A biologist who lectures at the University of Mississippi, Stratton was ordained on campus in 2016 in front of more than 200 people. She said many were clergy from different denominations.
“It was stunning,” Stratton told NBC Out.
“It was so affirming partly because it feels so important to me that women be present as spiritual leaders [and] that gay people be recognized as spiritual leaders.”
When she was growing up in New Mexico, Stratton loved going to church, but she said she found most churches to be “very homophobic.” She stopped going in the early 1980s after meeting her wife at a science conference.
“It was like I always had to be choosing whether I wanted to be a religious person or if I could be a lesbian person,” she said. “That’s a false dichotomy, and yet I didn’t see how I could be both.”
Stratton moved to Mississippi to live with her wife and son in the mid-1990s. They began attending the Unitarian Universalist Church in the early 2000s, because their son, then in the ninth grade, was welcomed at a youth camp there.
“When he shared he had two moms, people just said, ‘Cool, what else is new?’" Stratton said. For Stratton, belonging to a church that welcomed her family felt “wonderful.”
“It was like coming home,” she recalled.
Stratton became president of the congregation after she and her wife joined the board in 2003. The couple became activists in their community, organizing meetings for P-Flag and building a space for LGBTQ people in Mississippi. Stratton felt a yearning to grow the community within the church.
“That’s where my heart was,” she said.
The advocate was ordained soon after receiving a theological degree from the Meadville Lombard Theological School in 2016.
“It was very affirming not only of me, but I would say [of] liberal religion and the belief that there is goodness in the world, and there is a spirit of love that is present that is beyond any one naming,” Stratton explained.

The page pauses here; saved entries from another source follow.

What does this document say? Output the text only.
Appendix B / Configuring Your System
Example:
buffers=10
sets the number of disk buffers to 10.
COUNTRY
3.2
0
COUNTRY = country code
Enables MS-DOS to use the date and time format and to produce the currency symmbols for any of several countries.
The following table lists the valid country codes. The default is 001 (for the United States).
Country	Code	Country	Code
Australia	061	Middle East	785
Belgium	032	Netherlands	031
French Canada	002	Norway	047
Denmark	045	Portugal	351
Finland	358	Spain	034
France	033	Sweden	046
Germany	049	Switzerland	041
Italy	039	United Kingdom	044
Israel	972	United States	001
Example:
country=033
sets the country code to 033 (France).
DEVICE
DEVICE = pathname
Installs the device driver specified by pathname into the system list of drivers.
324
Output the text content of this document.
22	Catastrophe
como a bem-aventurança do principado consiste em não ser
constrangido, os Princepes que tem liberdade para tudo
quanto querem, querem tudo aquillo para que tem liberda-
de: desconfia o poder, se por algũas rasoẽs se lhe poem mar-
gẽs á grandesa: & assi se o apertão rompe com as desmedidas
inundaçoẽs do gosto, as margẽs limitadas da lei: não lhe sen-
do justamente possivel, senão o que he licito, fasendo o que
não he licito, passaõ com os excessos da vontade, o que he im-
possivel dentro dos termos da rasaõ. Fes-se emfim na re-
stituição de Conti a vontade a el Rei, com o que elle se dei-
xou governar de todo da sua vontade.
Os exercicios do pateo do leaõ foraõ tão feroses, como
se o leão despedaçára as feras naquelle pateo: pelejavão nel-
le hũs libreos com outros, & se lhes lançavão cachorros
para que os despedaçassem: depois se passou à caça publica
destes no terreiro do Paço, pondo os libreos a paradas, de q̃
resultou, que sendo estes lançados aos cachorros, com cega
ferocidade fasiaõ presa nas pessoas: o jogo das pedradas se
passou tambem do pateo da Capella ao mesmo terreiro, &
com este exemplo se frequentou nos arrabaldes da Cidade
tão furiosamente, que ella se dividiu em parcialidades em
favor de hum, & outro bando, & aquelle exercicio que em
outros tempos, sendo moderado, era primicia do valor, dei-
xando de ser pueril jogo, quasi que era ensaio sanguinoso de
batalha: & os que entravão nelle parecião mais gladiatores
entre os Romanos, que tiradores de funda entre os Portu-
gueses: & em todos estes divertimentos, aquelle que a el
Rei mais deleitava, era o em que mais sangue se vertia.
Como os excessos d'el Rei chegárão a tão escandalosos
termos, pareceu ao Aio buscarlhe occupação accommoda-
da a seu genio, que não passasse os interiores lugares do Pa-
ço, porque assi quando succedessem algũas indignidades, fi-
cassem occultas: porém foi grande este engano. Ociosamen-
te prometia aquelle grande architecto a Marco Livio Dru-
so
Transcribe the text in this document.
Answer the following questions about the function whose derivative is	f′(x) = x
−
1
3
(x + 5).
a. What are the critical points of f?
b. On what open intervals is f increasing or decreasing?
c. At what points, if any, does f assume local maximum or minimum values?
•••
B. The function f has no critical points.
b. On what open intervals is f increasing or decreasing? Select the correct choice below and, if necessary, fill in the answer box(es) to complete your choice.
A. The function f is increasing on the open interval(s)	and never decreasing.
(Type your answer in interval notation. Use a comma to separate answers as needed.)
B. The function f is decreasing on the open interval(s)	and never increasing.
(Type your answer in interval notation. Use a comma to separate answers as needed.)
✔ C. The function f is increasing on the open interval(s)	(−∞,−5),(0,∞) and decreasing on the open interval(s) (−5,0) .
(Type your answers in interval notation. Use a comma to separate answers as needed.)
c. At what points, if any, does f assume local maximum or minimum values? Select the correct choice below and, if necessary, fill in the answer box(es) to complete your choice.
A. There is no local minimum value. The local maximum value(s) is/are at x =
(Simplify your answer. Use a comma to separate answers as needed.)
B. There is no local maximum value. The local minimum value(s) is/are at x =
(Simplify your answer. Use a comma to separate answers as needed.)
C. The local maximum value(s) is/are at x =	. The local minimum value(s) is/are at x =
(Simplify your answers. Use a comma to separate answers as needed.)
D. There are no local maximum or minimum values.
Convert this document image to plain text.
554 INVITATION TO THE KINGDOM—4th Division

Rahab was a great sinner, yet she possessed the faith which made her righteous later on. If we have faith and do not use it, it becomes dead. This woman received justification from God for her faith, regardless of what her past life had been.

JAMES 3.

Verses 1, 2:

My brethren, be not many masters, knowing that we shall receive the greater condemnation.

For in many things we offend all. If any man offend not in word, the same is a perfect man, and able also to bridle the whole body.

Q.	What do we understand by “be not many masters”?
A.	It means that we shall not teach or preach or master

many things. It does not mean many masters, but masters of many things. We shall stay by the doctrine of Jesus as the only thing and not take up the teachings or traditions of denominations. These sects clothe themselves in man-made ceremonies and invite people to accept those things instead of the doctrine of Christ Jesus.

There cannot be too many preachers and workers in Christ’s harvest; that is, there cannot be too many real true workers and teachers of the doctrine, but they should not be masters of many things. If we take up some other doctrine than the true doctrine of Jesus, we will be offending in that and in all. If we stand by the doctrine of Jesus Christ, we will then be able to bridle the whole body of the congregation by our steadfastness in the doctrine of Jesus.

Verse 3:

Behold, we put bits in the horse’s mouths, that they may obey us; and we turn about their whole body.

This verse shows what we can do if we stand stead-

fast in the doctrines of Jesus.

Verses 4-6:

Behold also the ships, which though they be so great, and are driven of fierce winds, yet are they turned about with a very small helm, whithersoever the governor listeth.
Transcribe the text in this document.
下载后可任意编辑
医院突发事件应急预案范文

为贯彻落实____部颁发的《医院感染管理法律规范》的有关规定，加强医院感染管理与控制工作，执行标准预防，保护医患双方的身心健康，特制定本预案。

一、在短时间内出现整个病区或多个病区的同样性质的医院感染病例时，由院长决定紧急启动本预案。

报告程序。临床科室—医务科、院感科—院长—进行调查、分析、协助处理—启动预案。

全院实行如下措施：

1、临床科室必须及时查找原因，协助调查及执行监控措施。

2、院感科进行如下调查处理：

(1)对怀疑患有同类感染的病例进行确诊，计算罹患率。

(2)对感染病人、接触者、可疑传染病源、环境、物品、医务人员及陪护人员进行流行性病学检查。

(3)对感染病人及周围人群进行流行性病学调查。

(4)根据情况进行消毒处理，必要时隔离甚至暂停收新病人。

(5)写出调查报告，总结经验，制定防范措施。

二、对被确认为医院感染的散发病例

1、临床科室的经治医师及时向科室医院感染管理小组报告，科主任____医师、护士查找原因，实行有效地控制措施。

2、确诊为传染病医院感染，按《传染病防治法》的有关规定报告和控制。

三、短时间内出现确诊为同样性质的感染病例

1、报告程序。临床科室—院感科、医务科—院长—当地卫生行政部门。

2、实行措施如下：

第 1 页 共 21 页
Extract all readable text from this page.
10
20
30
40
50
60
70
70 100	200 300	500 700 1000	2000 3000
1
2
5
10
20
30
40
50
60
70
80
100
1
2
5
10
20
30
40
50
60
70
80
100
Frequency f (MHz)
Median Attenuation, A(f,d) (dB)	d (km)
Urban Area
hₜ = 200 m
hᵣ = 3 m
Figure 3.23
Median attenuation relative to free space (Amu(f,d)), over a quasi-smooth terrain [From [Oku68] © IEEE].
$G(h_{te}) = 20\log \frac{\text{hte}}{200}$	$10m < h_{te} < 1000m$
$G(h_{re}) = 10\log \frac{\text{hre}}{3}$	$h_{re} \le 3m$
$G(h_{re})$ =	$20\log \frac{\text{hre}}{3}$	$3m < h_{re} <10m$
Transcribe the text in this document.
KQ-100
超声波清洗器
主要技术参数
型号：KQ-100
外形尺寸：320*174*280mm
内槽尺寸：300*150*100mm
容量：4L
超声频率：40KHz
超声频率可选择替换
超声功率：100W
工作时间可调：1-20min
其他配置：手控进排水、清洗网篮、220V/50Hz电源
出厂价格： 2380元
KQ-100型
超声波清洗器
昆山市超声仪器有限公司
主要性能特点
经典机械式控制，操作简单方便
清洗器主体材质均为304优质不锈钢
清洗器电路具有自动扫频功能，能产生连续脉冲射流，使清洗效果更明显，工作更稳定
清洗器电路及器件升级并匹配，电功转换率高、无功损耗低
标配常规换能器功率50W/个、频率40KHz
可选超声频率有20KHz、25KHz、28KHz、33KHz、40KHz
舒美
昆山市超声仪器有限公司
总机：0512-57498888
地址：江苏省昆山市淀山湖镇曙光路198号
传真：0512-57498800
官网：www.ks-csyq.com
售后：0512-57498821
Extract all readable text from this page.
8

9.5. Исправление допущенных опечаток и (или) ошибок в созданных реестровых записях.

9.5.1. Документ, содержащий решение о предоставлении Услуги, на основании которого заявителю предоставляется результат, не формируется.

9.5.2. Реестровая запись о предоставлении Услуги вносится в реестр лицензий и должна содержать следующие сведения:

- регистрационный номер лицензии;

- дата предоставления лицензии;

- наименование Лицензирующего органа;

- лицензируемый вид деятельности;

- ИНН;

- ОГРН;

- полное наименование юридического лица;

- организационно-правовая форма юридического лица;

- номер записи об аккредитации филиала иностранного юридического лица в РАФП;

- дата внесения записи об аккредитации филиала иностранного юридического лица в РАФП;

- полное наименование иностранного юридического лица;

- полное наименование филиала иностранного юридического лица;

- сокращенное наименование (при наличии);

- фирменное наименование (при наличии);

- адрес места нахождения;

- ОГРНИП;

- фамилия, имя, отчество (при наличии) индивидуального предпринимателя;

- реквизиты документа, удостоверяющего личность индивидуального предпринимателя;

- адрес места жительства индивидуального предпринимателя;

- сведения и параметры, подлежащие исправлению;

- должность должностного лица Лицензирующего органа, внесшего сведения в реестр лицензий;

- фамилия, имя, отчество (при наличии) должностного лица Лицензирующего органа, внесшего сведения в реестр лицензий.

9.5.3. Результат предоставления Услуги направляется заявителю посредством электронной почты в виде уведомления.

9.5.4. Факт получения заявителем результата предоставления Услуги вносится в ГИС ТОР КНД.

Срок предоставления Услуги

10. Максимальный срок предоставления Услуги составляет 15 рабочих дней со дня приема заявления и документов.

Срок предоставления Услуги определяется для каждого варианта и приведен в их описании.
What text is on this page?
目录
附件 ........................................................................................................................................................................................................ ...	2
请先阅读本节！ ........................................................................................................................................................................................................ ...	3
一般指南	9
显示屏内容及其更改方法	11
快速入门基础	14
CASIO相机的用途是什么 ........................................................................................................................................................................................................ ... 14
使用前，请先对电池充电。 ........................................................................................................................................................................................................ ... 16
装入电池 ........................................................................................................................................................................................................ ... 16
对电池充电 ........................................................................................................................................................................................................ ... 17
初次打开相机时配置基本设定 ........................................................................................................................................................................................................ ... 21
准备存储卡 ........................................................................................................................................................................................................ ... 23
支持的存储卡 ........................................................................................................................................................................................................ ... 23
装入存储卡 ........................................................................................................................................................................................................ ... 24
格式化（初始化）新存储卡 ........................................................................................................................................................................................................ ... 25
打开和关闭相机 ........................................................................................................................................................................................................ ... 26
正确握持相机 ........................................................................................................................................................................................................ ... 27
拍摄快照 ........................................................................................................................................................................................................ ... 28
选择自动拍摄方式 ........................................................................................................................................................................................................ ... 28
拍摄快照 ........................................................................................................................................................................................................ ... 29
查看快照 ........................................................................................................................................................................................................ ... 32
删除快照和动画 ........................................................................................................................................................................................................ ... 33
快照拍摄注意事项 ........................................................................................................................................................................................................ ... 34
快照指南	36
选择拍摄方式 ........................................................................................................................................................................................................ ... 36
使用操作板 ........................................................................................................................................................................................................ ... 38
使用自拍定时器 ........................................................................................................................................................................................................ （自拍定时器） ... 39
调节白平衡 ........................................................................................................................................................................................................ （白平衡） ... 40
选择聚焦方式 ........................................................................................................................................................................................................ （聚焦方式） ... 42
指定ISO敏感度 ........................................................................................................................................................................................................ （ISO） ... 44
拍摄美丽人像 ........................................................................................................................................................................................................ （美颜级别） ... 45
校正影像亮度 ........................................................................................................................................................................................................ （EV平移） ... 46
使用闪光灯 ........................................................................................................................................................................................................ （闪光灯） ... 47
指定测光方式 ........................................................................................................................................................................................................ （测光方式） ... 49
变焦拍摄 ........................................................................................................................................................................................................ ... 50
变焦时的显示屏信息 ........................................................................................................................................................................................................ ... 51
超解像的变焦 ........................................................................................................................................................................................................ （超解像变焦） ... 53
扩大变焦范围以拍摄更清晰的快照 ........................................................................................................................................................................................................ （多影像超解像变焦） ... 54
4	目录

She said out religious leaders are vital to building acceptance. “It’s really important that I be a role model, that young people see that if they’re LGBTQ, there can be a place for them,” she said.
Stratton said her ministry and activism are driven by love.
“I know that I have been loved, and I’ve flourished, and I see that when love is present, really good things can happen,” she said. “When love is present, there’s all kinds of possibilities.”
Pride Means: "Self-esteem, knowing deep in my soul that I have worth. And I would love for all people to feel that. I think if we could start with more people having basic acceptance of themselves, the world would probably be a friendlier place."